CBS News correspondent Mark Phillips says the broad conclusion is that, basically, these vital stores of water on our planet can't take it any more, and the consequences for humanity are severe.
Until now, much of the Earth's warming has been absorbed by its oceans. But according to this report by the U.N.'s Intergovernmental Panel on Climate Change, tipping points are being reached where some of the more severe consequences of climate change can no longer be avoided.
Ice in Greenland and Antarctica, and in mountain glaciers around the world is continuing to melt at accelerating rates. The resulting sea level rise around the world already threatens coastal populations. In the worst case predictions, as many as a billion people could be affected.
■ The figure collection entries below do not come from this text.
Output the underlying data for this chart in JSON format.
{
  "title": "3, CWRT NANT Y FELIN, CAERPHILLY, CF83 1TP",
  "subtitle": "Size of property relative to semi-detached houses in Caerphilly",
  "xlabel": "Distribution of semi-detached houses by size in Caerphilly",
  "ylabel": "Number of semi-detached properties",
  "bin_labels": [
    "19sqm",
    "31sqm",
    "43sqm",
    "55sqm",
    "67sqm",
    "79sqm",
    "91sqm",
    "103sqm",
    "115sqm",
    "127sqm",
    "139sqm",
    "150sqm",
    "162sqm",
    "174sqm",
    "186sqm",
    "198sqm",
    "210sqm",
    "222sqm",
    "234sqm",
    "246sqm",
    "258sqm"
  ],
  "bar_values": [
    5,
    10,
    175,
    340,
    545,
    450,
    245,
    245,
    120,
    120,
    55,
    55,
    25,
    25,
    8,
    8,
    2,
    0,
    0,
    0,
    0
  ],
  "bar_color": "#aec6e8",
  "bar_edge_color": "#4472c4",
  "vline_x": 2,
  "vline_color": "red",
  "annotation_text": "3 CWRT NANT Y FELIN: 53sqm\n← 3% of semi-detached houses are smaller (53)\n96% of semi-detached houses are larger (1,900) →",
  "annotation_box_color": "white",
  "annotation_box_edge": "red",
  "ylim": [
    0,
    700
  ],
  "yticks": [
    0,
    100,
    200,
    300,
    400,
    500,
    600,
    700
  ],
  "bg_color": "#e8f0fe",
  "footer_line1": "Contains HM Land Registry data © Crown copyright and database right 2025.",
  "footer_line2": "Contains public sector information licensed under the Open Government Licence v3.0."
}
As the world's oceans get deeper, they are also getting warmer, and warmer water means bigger, more violent storms reaching land masses.
The report says satellite data show "marine heatwaves (periods of extremely high ocean surface temperatures) have very likely doubled in frequency from 1982 to 2016 and that they have also become longer-lasting, more intense and more extensive."
And our fingerprints are all over that change, according to the scientists, who said "between 84% and 90% of marine heatwaves that occurred between 2006 and 2015 can be attributed to anthropogenic (human-caused) warming."
It may sound like a doomsday scenario, but one of the authors of the report, Arizona climate scientist Ted Schuur, told CBS News the signs are already clear to see in the form of disasters, including major flooding events around the world.
"We are looking at the time that those events that happen once in a 100 years, happen once a year, and you can relate to something like that," he told Phillips.
"Extreme sea level events, such as surges from tropical cyclones, that are currently historically rare (for example today's hundred-year event) will become common by 2100 under all emissions scenarios due to increasing global mean sea level rise," the report states. 2Under all future emissions scenarios, many low-lying megacities and small islands at almost all latitudes will experience such events annually by 2050."
Or as Schuur put it in plain terms: "Imagine you have a story that your grandfather told you, about the town flooding, but it was back 80 years ago. Well, imagine that happening every year."
The report lists a cascade of potential negative effects, from more severe storms to droughts and declining fish stocks.
And the more we continue to pump carbon dioxide into the atmosphere, the more catastrophic those effects may be. The authors of the report say humanity is in a race between the speed of climate change, and our capacity to react to it, and we're losing.
It's no longer a question of if or when the consequences will hit us, the report warns, but how bad they will be.